Help in fighting temptation

Christian couples are constantly struggling with sexual temptations, with many succumbing. Woman Editor, TEMITOPE DAVID-ADEGBOYE, was at a seminar, where couples were taught to deal with temptation

 

Coveners: Tinu and Yomi Agbabiaka

Even Jesus Christ knew that temptation is inevitable that he added “lead us not into temptation” to the prayer template to his disciples. But many Christian couples have fallen because they underestimated the power of lure.

 

Against this backdrop, Christian organisations have continued to hold seminars and talks to enlighten couples on how to avoid falling into temptation. One of such seminars held on Saturday, June 21, 2014 at Lagos Oriental Hotel, Lekki.

 

The event, a bi-annual couples’ seminar and dinner organised by Practical Christian Living Initiative, had its theme as Temptation.

 

As early as 4pm, couples dressed in “glam red”, colour code for the event, started trooping to the venue where Tinu Agbabiaka, President, Practical Christian Living Initiative, noted that temptation is “the desire to have or do something that you know you should avoid”.

 

According to her, temptation is not really bad, as it comes as a check to see if one is still standing.

 

For the relationship expert, everyone goes through one form of temptation or another, adding that even Jesus, the son of God, was also tempted in Mathew 4:1. “Then Jesus was led by the Spirit into the wilderness to be tempted by the devil.” If Jesus could be tempted, then, we as human beings should expect to be tempted. But just like Jesus was able to overcome, Christians too can overcome every temptation.

 

She, however, submitted that it is possible to overcome. All one needs is to recognise and make up one’s mind not to fall.

 

“No temptation has overtaken you except what is common to mankind. And God is faithful; he will not let you be tempted beyond what you can bear. But when you are tempted, he will also provide a way out so that you can endure it” (1 Cor. 10:13).

 

She identified desire for holiness, cravings and deprivation as key factors that lead couples to falling easily into temptation.

 

Holiness attracts temptation and it comes from our own desires, which entices us and drags us away. James 1:14-15 says “but each person is tempted when they are dragged away by their own evil desire and enticed”.

 

Agbabiaka added that temptation thrives on cravings. She urged couples to watch their cravings as they can lead them into temptation. “What you feel you lack most is what you would likely get tempted by. For example, if you feel you are not getting enough love at home, someone would come along and give ‘that love’ you feel you lack, and you will fall.”

 

She also noted that temptation never gives up; as such, couples must know that even if they overcome one temptation, another would come in another way and another form. The only remedy is to constantly flee. “When the devil had finished tempting Jesus, he left him until the next opportunity came” (Luke 4:13).

 

One of the main reasons couples fall into sexual temptation is lack of appropriate sex at home.

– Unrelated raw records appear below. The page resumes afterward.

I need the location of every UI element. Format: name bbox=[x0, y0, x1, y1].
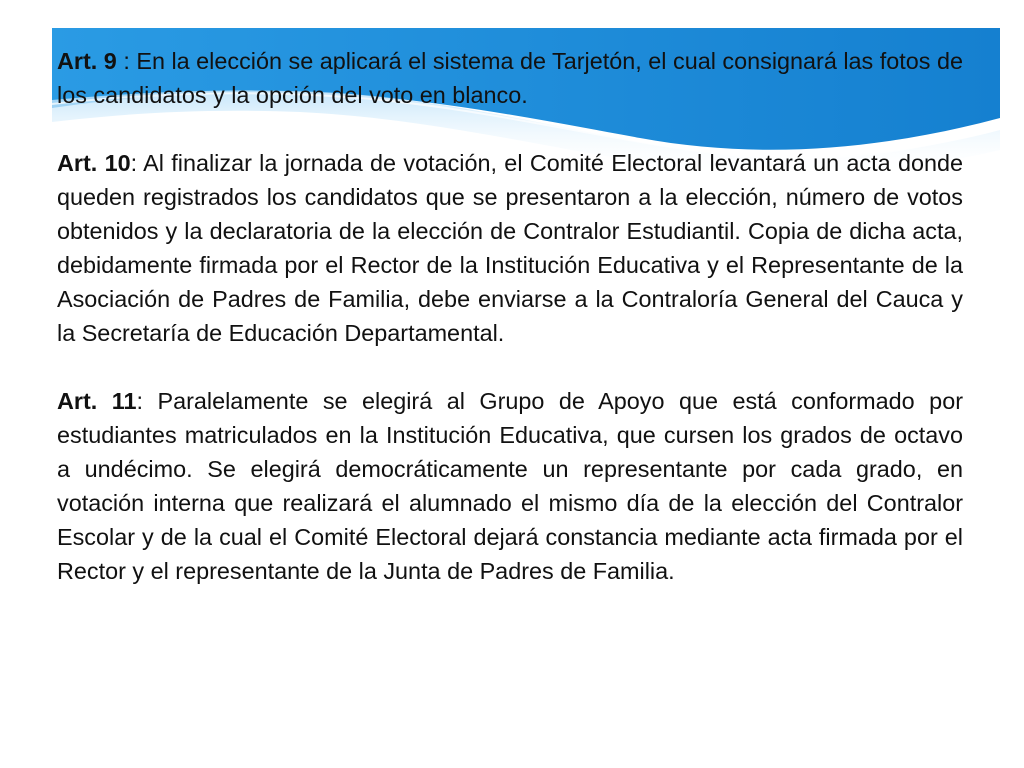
article-9-label: Art. 9 bbox=[57, 48, 117, 74]
article-9-text: En la elección se aplicará el sistema de Tarjetón, el cual consignará las fotos de los candidatos y la opción del voto en blanco. bbox=[57, 48, 964, 108]
article-11 bbox=[57, 384, 963, 588]
article-10-text: Al finalizar la jornada de votación, el Comité Electoral levantará un acta donde queden registrados los candidatos que se presentaron a la elección, número de votos obtenidos y la declaratoria de la elección de Contralor Estudiantil. Copia de dicha acta, debidamente firmada por el Rector de la Institución Educativa y el Representante de la Asociación de Padres de Familia, debe enviarse a la Contraloría General del Cauca y la Secretaría de Educación Departamental. bbox=[57, 150, 963, 346]
article-11-label: Art. 11 bbox=[57, 388, 137, 414]
article-10-separator: : bbox=[130, 150, 144, 176]
article-text-block bbox=[57, 44, 963, 622]
article-9 bbox=[57, 44, 963, 112]
article-11-separator: : bbox=[136, 388, 158, 414]
article-10-label: Art. 10 bbox=[57, 150, 131, 176]
article-11-text: Paralelamente se elegirá al Grupo de Apoyo que está conformado por estudiantes matriculados en la Institución Educativa, que cursen los grados de octavo a undécimo. Se elegirá democráticamente un representante por cada grado, en votación interna que realizará el alumnado el mismo día de la elección del Contralor Escolar y de la cual el Comité Electoral dejará constancia mediante acta firmada por el Rector y el representante de la Junta de Padres de Familia. bbox=[57, 388, 963, 584]
article-9-separator: : bbox=[116, 48, 137, 74]
article-10 bbox=[57, 146, 963, 350]
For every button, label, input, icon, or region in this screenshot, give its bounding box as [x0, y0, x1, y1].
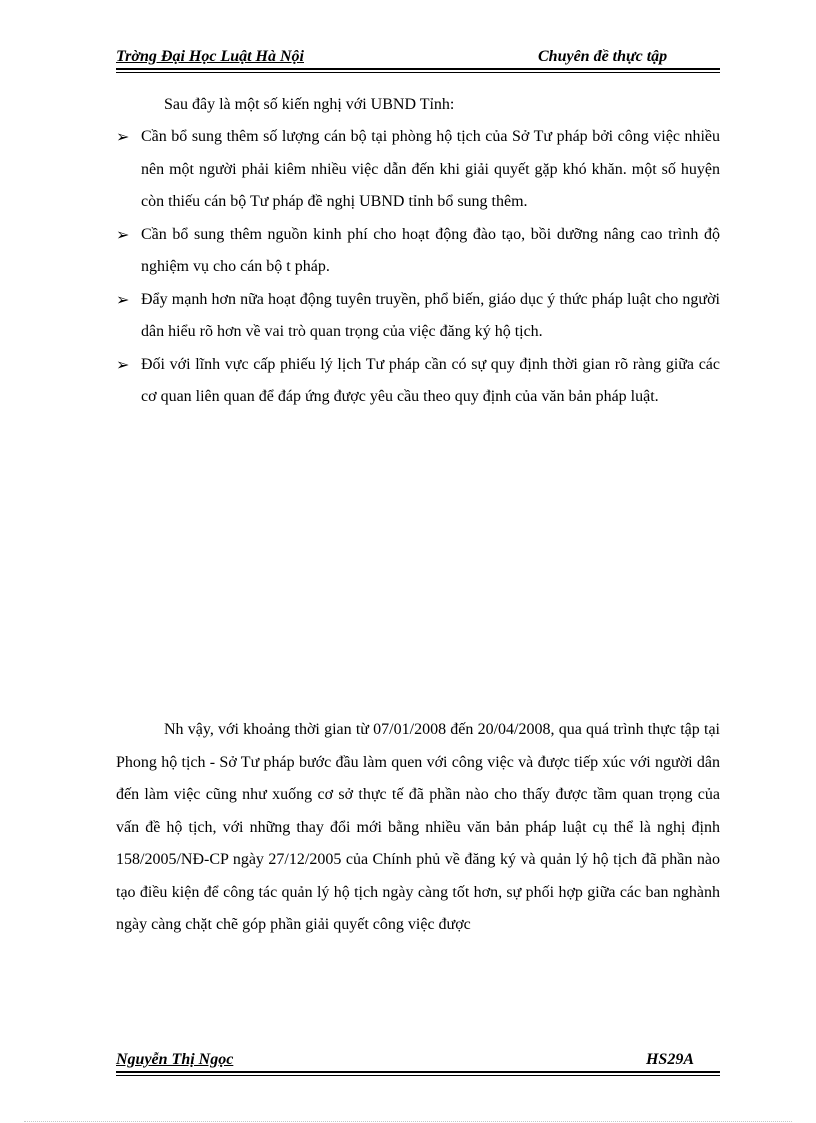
arrow-bullet-icon: ➢: [116, 224, 130, 244]
list-item: [116, 349, 720, 414]
arrow-bullet-icon: ➢: [116, 289, 130, 309]
header-rule-thin: [116, 72, 720, 73]
header-school: Trờng Đại Học Luật Hà Nội: [116, 48, 304, 65]
intro-paragraph: Sau đây là một số kiến nghị với UBND Tỉnh:: [164, 96, 455, 113]
header-title: Chuyên đề thực tập: [538, 48, 668, 65]
page-bottom-border: [24, 1121, 792, 1122]
list-item-text: Cần bổ sung thêm nguồn kinh phí cho hoạt động đào tạo, bồi dưỡng nâng cao trình độ nghiệm vụ cho cán bộ t pháp.: [141, 225, 720, 275]
header-rule: [116, 68, 720, 70]
footer-rule-thin: [116, 1075, 720, 1076]
list-item: [116, 121, 720, 219]
list-item-text: Đối với lĩnh vực cấp phiếu lý lịch Tư pháp cần có sự quy định thời gian rõ ràng giữa các cơ quan liên quan để đáp ứng được yêu cầu theo quy định của văn bản pháp luật.: [141, 355, 720, 405]
footer-author: Nguyễn Thị Ngọc: [116, 1051, 234, 1068]
list-item-text: Đẩy mạnh hơn nữa hoạt động tuyên truyền, phổ biến, giáo dục ý thức pháp luật cho người dân hiểu rõ hơn về vai trò quan trọng của việc đăng ký hộ tịch.: [141, 290, 720, 340]
arrow-bullet-icon: ➢: [116, 127, 130, 146]
footer-class: HS29A: [645, 1051, 694, 1068]
recommendation-list: [116, 121, 720, 414]
list-item: [116, 284, 720, 349]
list-item-text: Cần bổ sung thêm số lượng cán bộ tại phòng hộ tịch của Sở Tư pháp bởi công việc nhiều nên một người phải kiêm nhiều việc dẫn đến khi giải quyết gặp khó khăn. một số huyện còn thiếu cán bộ Tư pháp đề nghị UBND tỉnh bổ sung thêm.: [141, 128, 720, 210]
page-header: [116, 48, 720, 68]
footer-rule: [116, 1071, 720, 1073]
conclusion-paragraph: Nh vậy, với khoảng thời gian từ 07/01/2008 đến 20/04/2008, qua quá trình thực tập tại Phong hộ tịch - Sở Tư pháp bước đầu làm quen với công việc và được tiếp xúc với người dân đến làm việc cũng như xuống cơ sở thực tế đã phần nào cho thấy được tầm quan trọng của vấn đề hộ tịch, với những thay đổi mới bằng nhiều văn bản pháp luật cụ thể là nghị định 158/2005/NĐ-CP ngày 27/12/2005 của Chính phủ về đăng ký và quản lý hộ tịch đã phần nào tạo điều kiện để công tác quản lý hộ tịch ngày càng tốt hơn, sự phối hợp giữa các ban nghành ngày càng chặt chẽ góp phần giải quyết công việc được: [116, 721, 720, 933]
list-item: [116, 219, 720, 284]
arrow-bullet-icon: ➢: [116, 354, 130, 374]
page-footer: [116, 1051, 720, 1071]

Agbabiaka said based on scriptural injunction, couples must never deprive each other of sex.

 

“But because there is so much sexual immorality, each man should have his own wife, and each woman should have her own husband”, couples must not deprive themselves of sex and be willing to explore” (1 Cor. 7:2).

 

She noted that for those who have been married for a long time, over time, sex can become boring so much that the couple may be able to predict the place, time and even the duration that the action will take place. The most important thing, according to her, is for couples to regularly talk about their sex life.

 

“Spice up your sex life. Sex is from God. Your spouse’s body is yours to explore and enjoy. It is also your responsibility to give your spouse great pleasure. Make that your goal. The ironic thing about sex is that as you give pleasure and see your spouse experience intense pleasure, you experience it too. I call it ‘shared joy’.

 

“Your attitude to your spouse is a great determinant on how your sex life will be. Do not be mean, dismissive, rude or impatient, and expect great sex afterwards.

 

“Do not limit sex to the bedroom alone; use the living room, kitchen, car seat and office. The main idea is to be discreet. You may also, as a couple, book a hotel room and spend the night there. The hotels should not be just for illicit affairs!

 

“Whoever said sex should only be in the middle of the night? Sometimes an early morning, mid- afternoon sex is not a bad idea at all; even meeting up for a sex-lunch. Try it and you will thank God for me.

 

“Find comfortable positions that give you more pleasure. This will differ from individual to individual. Do not limit yourself to ‘missionary’ position only. It’s only good for a while, then it becomes absolutely boring. While exploring, remember uncomfortable positions for your spouse will only cause pain. You must always ask if it’s okay for your spouse, if you are the one initiating the position change,” Agbabiaka advised.

 

She urged couples to constantly pray not to give in to temptation. “Converse with God and make your spouse your best friend. Talk to each other, confide in each other and bond together.”

 

The relationship adviser referred to the gospel of John where the sign of great love is expressed: “There is no greater love than to lay down one’s life for one’s friends” (John 15:13).

 

It was not all talk, as couples engaged in quiz and dancing sessions.

 

Earlier in the day, young adults between ages 21 and 29 had their own seminar with the theme ‘Unveiling you’.

 

Practical Christian Living Initiative is a non-profit organisation, birthed by God’s inspiration to relate God’s word to his people in an easy-to-apply way to daily activities and paying particular attention to aspects of Christian living that seemingly appear mundane and non-threatening to the Christian faith.

 

The initiative also strives to challenge Christians to explore their strengths and weaknesses in their relationships. These relationships include, but not limited to, relationships with fellow Christians (irrespective of denomination), with spouses, children and other family members.